He laughed at accidental sirens
That broke the evening gloom
The police had warned of repercussions
They followed none too soon
5 days in July
James Osterberg Jr. is better known as Iggy Pop. He grew up in a trailer park in Michigan and got to know the ups and downs of life in the 1960s. He had a lot to do with the early days of punk music and played in many bands over many years. Iggy knew a bit about revolution and was an impolite critic of the status quo. He also had first-hand knowledge of the 1967 street riots in Detroit, Michigan, his home state.
It would have been difficult to not hear about the riots. They began in the wee hours of July 23, 1967, a Sunday, with police conducting a raid on a "blind pig," otherwise known as an unlicensed after-hours bar, arresting all 82 patrons. Being a summery weekend, uniformed police numbers were thin on the ground, and the local residents reacted to the raid by looting a few stores. The sparse number of police surrounded the area with an aim to simply contain the 'minor' mayhem. Things did not remain at the minor level.
The song "Panic in Detroit" is well named, although just who was in panic is difficult to say; terrified residents, the looters or the police perhaps. The resultant riot was one of the worst in American history. Over 2,000 buildings were destroyed, more than 7,000 arrests made, some 500 people were injured, and 43 people died - as in 'were killed.'
Iggy Pop was a friend of David Bowie and Bowie's song is said to be based on revolutionaries in general and the Detroit riots in particular.
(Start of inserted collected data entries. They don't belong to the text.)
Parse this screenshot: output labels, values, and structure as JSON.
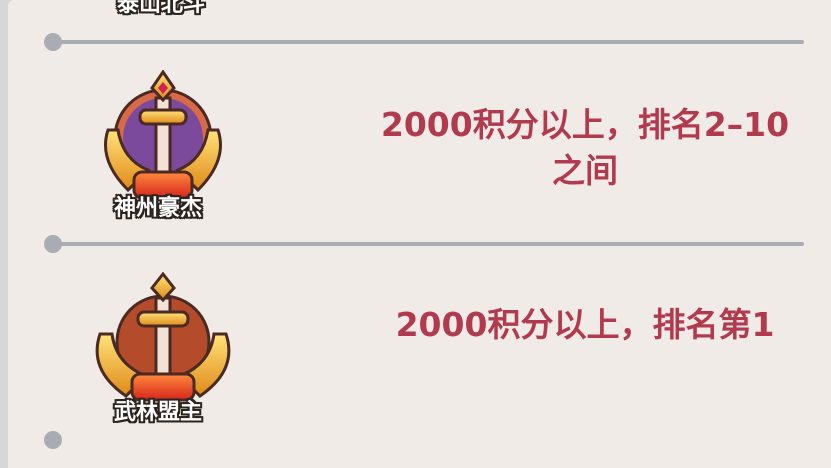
{
  "ranks": [
    {
      "name": "泰山北斗",
      "requirement": ""
    },
    {
      "name": "神州豪杰",
      "requirement": "2000积分以上，排名2–10之间"
    },
    {
      "name": "武林盟主",
      "requirement": "2000积分以上，排名第1"
    }
  ],
  "colors": {
    "panel_bg": "#f0ebe6",
    "divider": "#a9adb3",
    "requirement_text": "#b23a4e"
  },
  "icons": [
    "sword-wings-badge-icon",
    "sword-wings-badge-icon"
  ]
}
It was certainly a subject to write and sing about. But Bowie gave the song an unusual treatment, because in 1973 it featured a Latin salsa beat and made strong use of conga drums and female backing singers. "Panic in Detroit" was a regular item at David Bowie concerts for more than 20 years.
National guardsmen during riots
Some claim that Bowie's talent in this song is his use of instrumentation and musical genre, which contrasts with the themes of the song, such as rioting, looting, fires and destruction, plus people literally dying in the streets. It could well have been a far more heavy or raucous type of sound to match the subject.
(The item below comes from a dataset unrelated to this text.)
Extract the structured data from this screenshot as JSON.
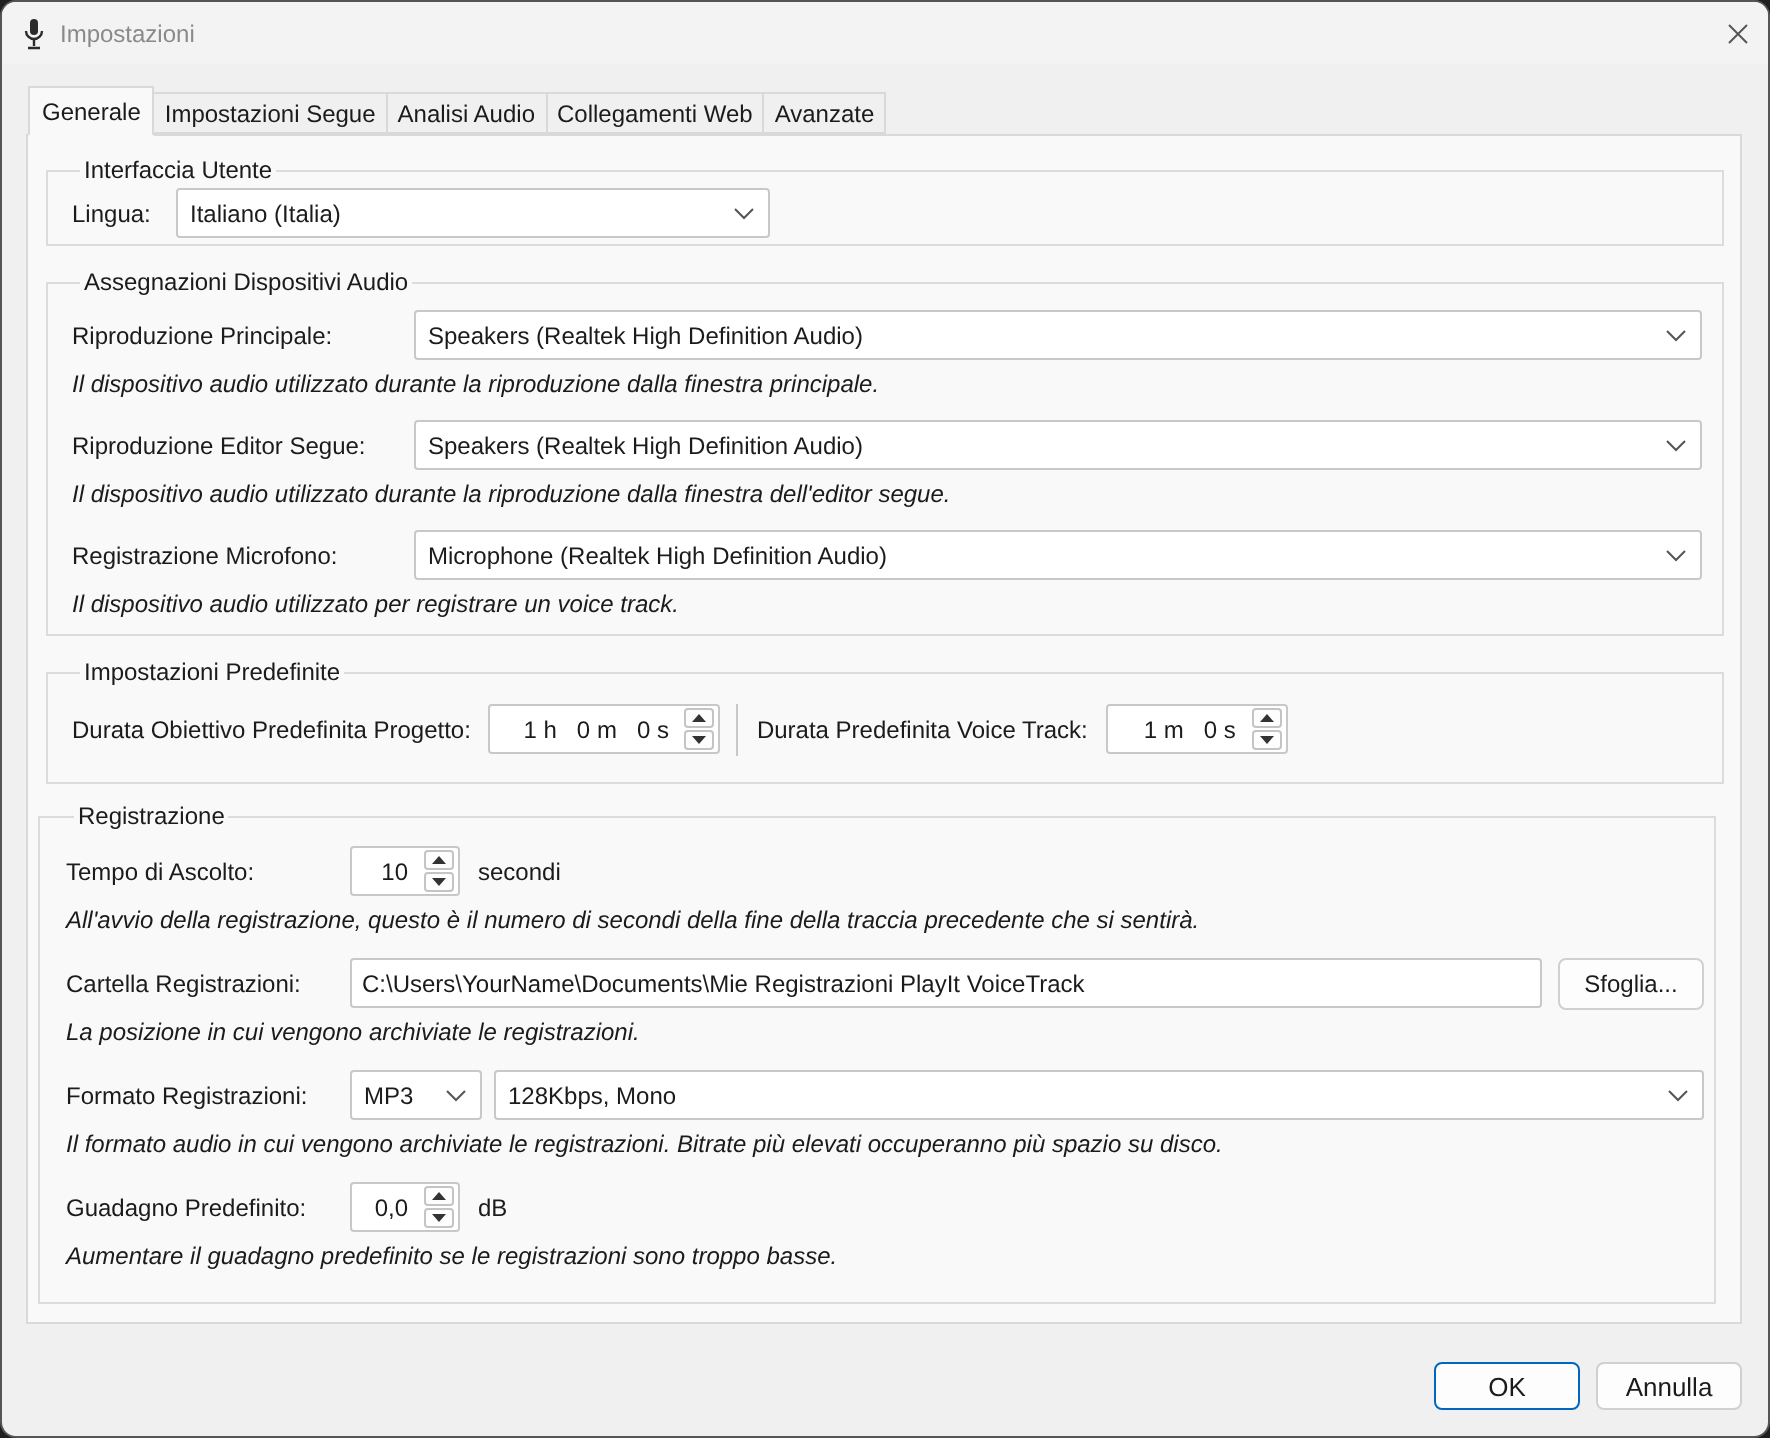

The song is on Bowie's album Aladdin Sane
in which other cities are featured in song. Some point to this fact as another sign of the "smarts" of the songwriter.
Detroit, though, has some happier moments in its history. The city is the home of Motown or motor town music, so-called because of its once booming car manufacturing industry. Motown is said to have advanced culture and music in giant strides when soul music was merged or presented in a way which appealed to lovers of pop music. The Motown Museum was erected in 1985 as historic testament to the changes in popular music and is certainly worth a look for anyone journeying to or through Detroit.